Pictures sometimes speak louder than words.
I thought of this while watching the video of a young woman I met the other day at Plan India Impact Awards in the Delhi’s India Habitat Centre.
In those rarified environs, 19-year-old Shalini Chauhan’s description of her campaign against child labour and child marriage in her village was impressive.
But when I watched the video, which placed her firmly in her own milieu -- a backward, patriarchal village in Ambedkar Nagar, Uttar Pradesh -- the true import of her work had me gobsmacked.
At the age of 11, Chauhan (above) joined an NGO, Bal Jagriti Manch, through which children themselves worked on their rights and related issues and brought out a small newspaper.
“Initially, my parents thought this was a waste of time,” she told me. But the children’s group did advocacy on issues that affected them the most, and proved not only to be a support for each other, but also formidable watchdogs for the village.
Chauhan became a legend of sorts as she conducted weekly meetings and explained to her peers why it was important for them to study instead of working, or why getting married early would hinder their development.
She got her group to visit the homes of children who dropped out of school, or girls who were being married off while they were still minor.
“Parents often told us not to interfere in their personal matters, but I stood my ground, saying that if a child wasn’t getting educated, or a minor was getting married, it was a matter of public concern,” she said.

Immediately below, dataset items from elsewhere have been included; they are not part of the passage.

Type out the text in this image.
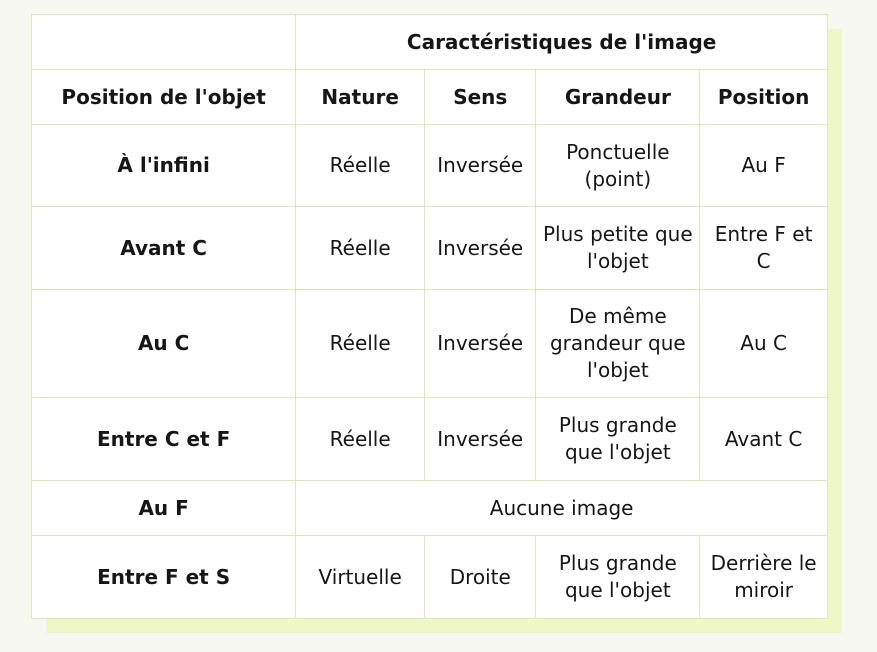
	Caractéristiques de l'image			
Position de l'objet	Nature	Sens	Grandeur	Position
À l'infini	Réelle	Inversée	Ponctuelle (point)	Au F
Avant C	Réelle	Inversée	Plus petite que l'objet	Entre F et C
Au C	Réelle	Inversée	De même grandeur que l'objet	Au C
Entre C et F	Réelle	Inversée	Plus grande que l'objet	Avant C
Au F	Aucune image			
Entre F et S	Virtuelle	Droite	Plus grande que l'objet	Derrière le miroir
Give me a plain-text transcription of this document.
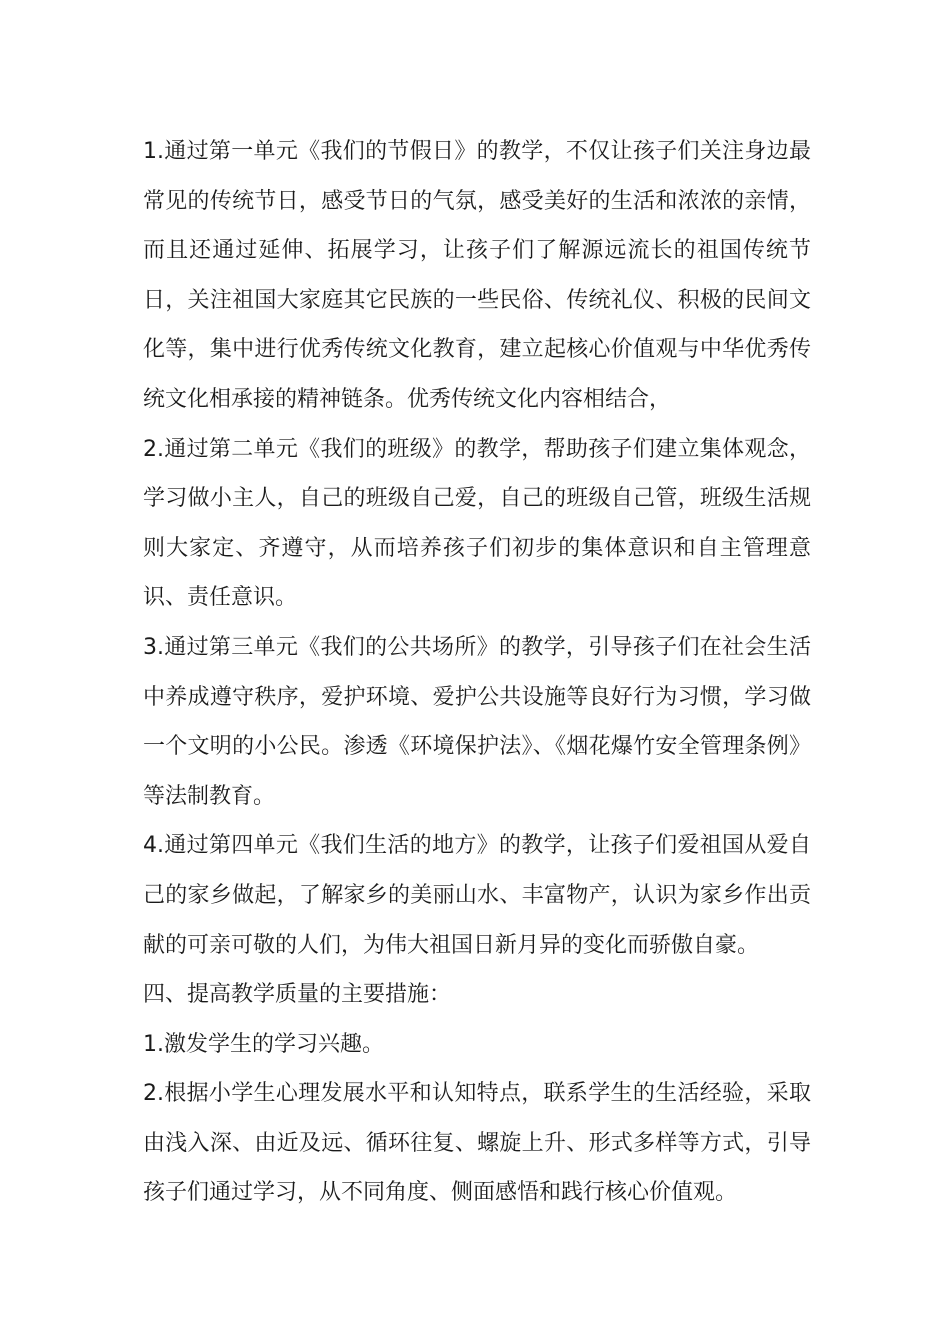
1.通过第一单元《我们的节假日》的教学，不仅让孩子们关注身边最常见的传统节日，感受节日的气氛，感受美好的生活和浓浓的亲情，而且还通过延伸、拓展学习，让孩子们了解源远流长的祖国传统节日，关注祖国大家庭其它民族的一些民俗、传统礼仪、积极的民间文化等，集中进行优秀传统文化教育，建立起核心价值观与中华优秀传统文化相承接的精神链条。优秀传统文化内容相结合，

2.通过第二单元《我们的班级》的教学，帮助孩子们建立集体观念，学习做小主人，自己的班级自己爱，自己的班级自己管，班级生活规则大家定、齐遵守，从而培养孩子们初步的集体意识和自主管理意识、责任意识。

3.通过第三单元《我们的公共场所》的教学，引导孩子们在社会生活中养成遵守秩序，爱护环境、爱护公共设施等良好行为习惯，学习做一个文明的小公民。渗透《环境保护法》、《烟花爆竹安全管理条例》等法制教育。

4.通过第四单元《我们生活的地方》的教学，让孩子们爱祖国从爱自己的家乡做起，了解家乡的美丽山水、丰富物产，认识为家乡作出贡献的可亲可敬的人们，为伟大祖国日新月异的变化而骄傲自豪。

四、提高教学质量的主要措施：

1.激发学生的学习兴趣。

2.根据小学生心理发展水平和认知特点，联系学生的生活经验，采取由浅入深、由近及远、循环往复、螺旋上升、形式多样等方式，引导孩子们通过学习，从不同角度、侧面感悟和践行核心价值观。
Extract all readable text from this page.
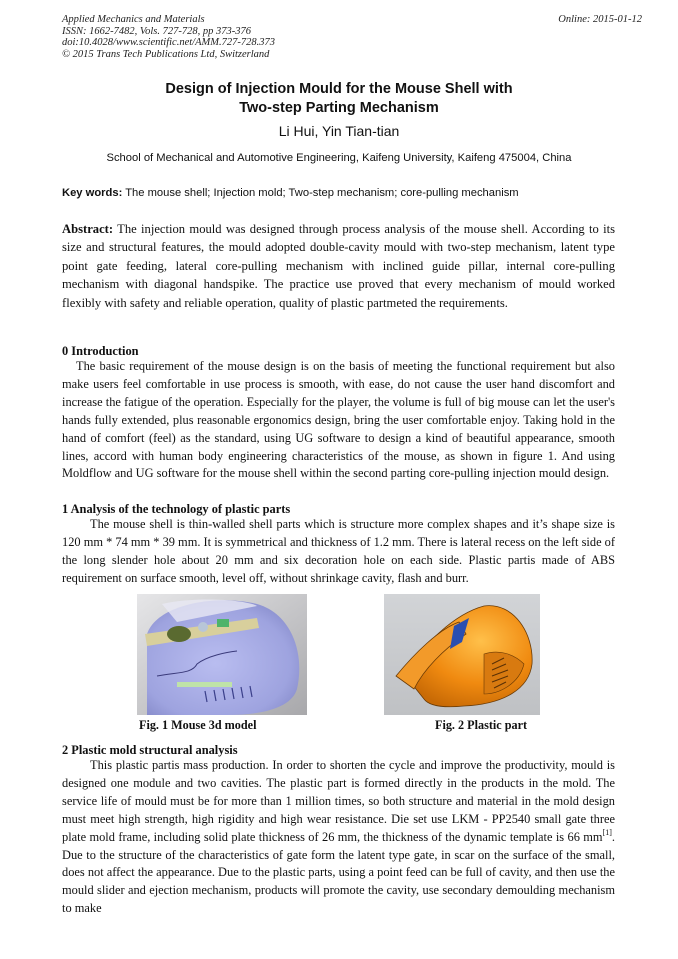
Applied Mechanics and Materials
ISSN: 1662-7482, Vols. 727-728, pp 373-376
doi:10.4028/www.scientific.net/AMM.727-728.373
© 2015 Trans Tech Publications Ltd, Switzerland
Online: 2015-01-12
Design of Injection Mould for the Mouse Shell with
Two-step Parting Mechanism
Li Hui, Yin Tian-tian
School of Mechanical and Automotive Engineering, Kaifeng University, Kaifeng 475004, China
Key words: The mouse shell; Injection mold; Two-step mechanism; core-pulling mechanism
Abstract: The injection mould was designed through process analysis of the mouse shell. According to its size and structural features, the mould adopted double-cavity mould with two-step mechanism, latent type point gate feeding, lateral core-pulling mechanism with inclined guide pillar, internal core-pulling mechanism with diagonal handspike. The practice use proved that every mechanism of mould worked flexibly with safety and reliable operation, quality of plastic partmeted the requirements.
0 Introduction
The basic requirement of the mouse design is on the basis of meeting the functional requirement but also make users feel comfortable in use process is smooth, with ease, do not cause the user hand discomfort and increase the fatigue of the operation. Especially for the player, the volume is full of big mouse can let the user's hands fully extended, plus reasonable ergonomics design, bring the user comfortable enjoy. Taking hold in the hand of comfort (feel) as the standard, using UG software to design a kind of beautiful appearance, smooth lines, accord with human body engineering characteristics of the mouse, as shown in figure 1. And using Moldflow and UG software for the mouse shell within the second parting core-pulling injection mould design.
1 Analysis of the technology of plastic parts
The mouse shell is thin-walled shell parts which is structure more complex shapes and it’s shape size is 120 mm * 74 mm * 39 mm. It is symmetrical and thickness of 1.2 mm. There is lateral recess on the left side of the long slender hole about 20 mm and six decoration hole on each side. Plastic partis made of ABS requirement on surface smooth, level off, without shrinkage cavity, flash and burr.
Fig. 1 Mouse 3d model	Fig. 2 Plastic part
2 Plastic mold structural analysis
This plastic partis mass production. In order to shorten the cycle and improve the productivity, mould is designed one module and two cavities. The plastic part is formed directly in the products in the mold. The service life of mould must be for more than 1 million times, so both structure and material in the mold design must meet high strength, high rigidity and high wear resistance. Die set use LKM - PP2540 small gate three plate mold frame, including solid plate thickness of 26 mm, the thickness of the dynamic template is 66 mm[1]. Due to the structure of the characteristics of gate form the latent type gate, in scar on the surface of the small, does not affect the appearance. Due to the plastic parts, using a point feed can be full of cavity, and then use the mould slider and ejection mechanism, products will promote the cavity, use secondary demoulding mechanism to make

To everyone’s surprise, these young activists began to make a difference.
Till date, Chauhan and her friends have helped more than 2,500 children in and around their village to get birth certificates.
They have also helped many to get admission into government schools.
Over the years, Chauhan has prevented several child marriages and interceded successfully with countless parents of working children.
“We’ve also devised novel ways to get our point across,” she said.
Recently, when a child found an insect in his midday meal, he composed a song about it and sang it in a school function attended by all the district officials!
Once, despite their best efforts, Chauhan and her friends were unable to prevent a child marriage. “I was disheartened but swore that it would never happen again in my village,” she said.
On issues regarding child labour, she has not only taken on village elders but has also directly enlisted the help of the district administration.
“Today, whether it is the police station or the office of the district magistrate, I march right in and fearlessly state my case,” said Chauhan. “Perhaps because I’m a girl or because I’m so young the officials always listen to me.”
Readers with any sort of experience of UP’s patriarchal villages would understand how heretical it must seem for a girl to walk into the police station or the village panchayat and tell people much older than her what to do.
“To that, my answer is, who will understand a child’s problems better than another child,” she countered.
At 19, Chauhan is no longer a member of the children’s group that has shaped her life.
“I mentor them now, and want to spend the rest of my life working on the rights of children and women,” she told me.
Soon after our conversation that evening, Plan India awarded the Youth Champion prize to her.
“Today, our neighbours say they want their daughters to become like me when they are older,” she told me in parting. “Imagine that!”
The video ended and I mused that perhaps even Chauhan didn’t realise how desperately the country, especially its villages, needs youth champions like her.